À prova de germes e prontos para quarentena
A reformulação de navios de cruzeiro para um mundo pós-pandemia inclui alguns exemplos em que as cabines podem encolher para acomodar um vestíbulo na entrada para servir de área de espera para refeições e medicamentos no caso de um hóspede ficar em quarentena. Layouts internos flexíveis com móveis fáceis de reorganizar vão tornar-se fundamentais para os designers, diz Anne Mari Gullikstad, diretora executiva da YSA Design.
Dentro das cabines, painéis escondidos atrás das paredes podem servir para conectar equipamentos médicos, permitindo que qualquer cabine seja convertida num quarto de hospital, caso ocorra um surto viral. Os tecidos antimicrobianos podem repelir os germes de superfícies que incluem camas, cortinas, sofás e cadeiras.

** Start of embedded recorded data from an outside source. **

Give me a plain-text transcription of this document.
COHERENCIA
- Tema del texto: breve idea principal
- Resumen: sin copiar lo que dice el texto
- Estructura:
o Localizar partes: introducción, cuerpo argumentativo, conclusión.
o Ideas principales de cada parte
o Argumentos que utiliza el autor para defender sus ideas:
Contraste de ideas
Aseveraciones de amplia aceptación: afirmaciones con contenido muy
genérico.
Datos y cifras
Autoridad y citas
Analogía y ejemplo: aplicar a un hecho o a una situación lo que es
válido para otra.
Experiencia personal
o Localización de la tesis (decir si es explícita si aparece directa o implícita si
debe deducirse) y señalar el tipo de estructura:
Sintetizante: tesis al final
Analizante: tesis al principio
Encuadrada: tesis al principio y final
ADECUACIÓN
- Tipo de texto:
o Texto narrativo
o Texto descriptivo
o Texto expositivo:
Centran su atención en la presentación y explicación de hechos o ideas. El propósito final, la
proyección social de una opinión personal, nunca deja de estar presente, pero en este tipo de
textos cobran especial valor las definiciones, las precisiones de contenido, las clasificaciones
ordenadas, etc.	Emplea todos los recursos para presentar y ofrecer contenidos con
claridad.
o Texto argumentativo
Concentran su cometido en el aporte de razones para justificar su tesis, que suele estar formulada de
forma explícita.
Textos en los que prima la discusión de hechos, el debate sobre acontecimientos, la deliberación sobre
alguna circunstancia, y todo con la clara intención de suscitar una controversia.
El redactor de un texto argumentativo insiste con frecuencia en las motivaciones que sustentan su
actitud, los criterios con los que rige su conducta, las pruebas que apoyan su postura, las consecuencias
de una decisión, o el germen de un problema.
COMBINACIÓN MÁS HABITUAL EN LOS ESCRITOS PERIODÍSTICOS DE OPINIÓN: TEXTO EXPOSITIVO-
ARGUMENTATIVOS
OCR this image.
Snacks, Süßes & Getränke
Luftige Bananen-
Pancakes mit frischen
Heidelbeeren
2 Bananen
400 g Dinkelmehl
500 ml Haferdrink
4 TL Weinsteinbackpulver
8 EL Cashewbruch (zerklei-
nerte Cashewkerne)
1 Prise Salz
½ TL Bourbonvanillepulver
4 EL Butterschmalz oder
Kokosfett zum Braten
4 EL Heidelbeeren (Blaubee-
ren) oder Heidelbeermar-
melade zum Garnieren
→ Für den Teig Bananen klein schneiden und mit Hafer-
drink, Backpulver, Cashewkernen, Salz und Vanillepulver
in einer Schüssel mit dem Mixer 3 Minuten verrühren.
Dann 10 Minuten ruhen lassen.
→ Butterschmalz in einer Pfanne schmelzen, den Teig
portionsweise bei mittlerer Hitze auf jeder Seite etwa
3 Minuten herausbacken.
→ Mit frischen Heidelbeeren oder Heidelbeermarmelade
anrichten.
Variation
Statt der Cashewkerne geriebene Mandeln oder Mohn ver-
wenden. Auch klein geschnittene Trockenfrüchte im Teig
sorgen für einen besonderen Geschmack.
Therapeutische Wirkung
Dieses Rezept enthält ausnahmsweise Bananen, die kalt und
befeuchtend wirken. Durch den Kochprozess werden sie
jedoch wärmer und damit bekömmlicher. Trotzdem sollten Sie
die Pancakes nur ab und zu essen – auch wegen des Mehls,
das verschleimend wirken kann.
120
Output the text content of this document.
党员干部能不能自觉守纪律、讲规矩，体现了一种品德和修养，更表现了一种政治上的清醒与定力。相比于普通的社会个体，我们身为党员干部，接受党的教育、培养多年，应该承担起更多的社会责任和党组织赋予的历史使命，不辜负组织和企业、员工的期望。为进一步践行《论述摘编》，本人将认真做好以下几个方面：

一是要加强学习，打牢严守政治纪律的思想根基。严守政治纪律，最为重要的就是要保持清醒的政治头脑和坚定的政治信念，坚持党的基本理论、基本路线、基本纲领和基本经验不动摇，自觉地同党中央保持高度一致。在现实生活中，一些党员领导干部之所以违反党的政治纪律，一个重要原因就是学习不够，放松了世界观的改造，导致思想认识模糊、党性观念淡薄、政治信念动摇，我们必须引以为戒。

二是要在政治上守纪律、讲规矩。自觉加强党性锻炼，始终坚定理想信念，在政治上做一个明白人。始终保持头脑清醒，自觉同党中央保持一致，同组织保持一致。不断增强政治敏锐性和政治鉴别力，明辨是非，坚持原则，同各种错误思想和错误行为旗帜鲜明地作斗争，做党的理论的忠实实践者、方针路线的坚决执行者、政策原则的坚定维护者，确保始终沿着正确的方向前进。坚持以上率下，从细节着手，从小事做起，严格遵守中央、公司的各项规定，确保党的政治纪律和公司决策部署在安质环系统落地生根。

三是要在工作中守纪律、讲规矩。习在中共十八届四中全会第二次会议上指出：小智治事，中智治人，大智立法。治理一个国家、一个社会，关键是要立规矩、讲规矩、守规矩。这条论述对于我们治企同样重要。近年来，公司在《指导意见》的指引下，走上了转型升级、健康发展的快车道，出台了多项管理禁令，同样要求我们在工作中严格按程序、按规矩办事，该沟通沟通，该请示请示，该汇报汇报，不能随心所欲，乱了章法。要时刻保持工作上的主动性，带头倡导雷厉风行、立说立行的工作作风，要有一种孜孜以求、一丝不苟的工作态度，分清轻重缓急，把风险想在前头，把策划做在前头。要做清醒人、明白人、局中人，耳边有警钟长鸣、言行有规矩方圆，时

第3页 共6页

Os fornecedores também estão a lançar linhas de cruzeiro com câmeras de resolução térmica montadas em paredes e tecnologia de pulverização eletrostática, que a Norwegian diz que usará para higienizar e desinfetar cabines e áreas públicas.
Pequenas mudanças na operação também podem fazer uma grande diferença. O professor Dev, da Cornell, que faz consultoria a empresas, hotéis, cruzeiros e restaurantes, diz que os buffets devem mudar para os convidados apontando o que querem enquanto funcionários enchem seus pratos por trás de barreiras de acrílico. Nos restaurantes, os menus podem ser carregados em apps móveis ou projetados diretamente sobre a mesa. Em salas de exposições e teatros, Piantino prevê divisórias para separar grupos menores.
Dev acrescenta que parte da limpeza, tanto em cabines quanto em áreas públicas, pode ser relegada a aspiradores de pó robóticos e máquinas de desinfecção, reduzindo ainda mais o contato humano.
Quem pagará a fatura?
Os primeiros convidados de volta ao mar, sem dúvida, servirão como cobaias para as mudanças generalizadas que provavelmente ocorrerão, diz Dev.
Os passageiros que regressarem mais cedo também arcarão com a maioria destes custos, diz Art Sbarsky, ex-executivo de linha de cruzeiros que trabalhou para a Norwegian Cruise Line, Celebrity Cruises e Crystal Cruises. "Eles precisarão de compensar [toda a nova tecnologia]."
"As pessoas fazem cruzeiros sabendo que vão socializar com outras pessoas", acrescenta Sbarsky.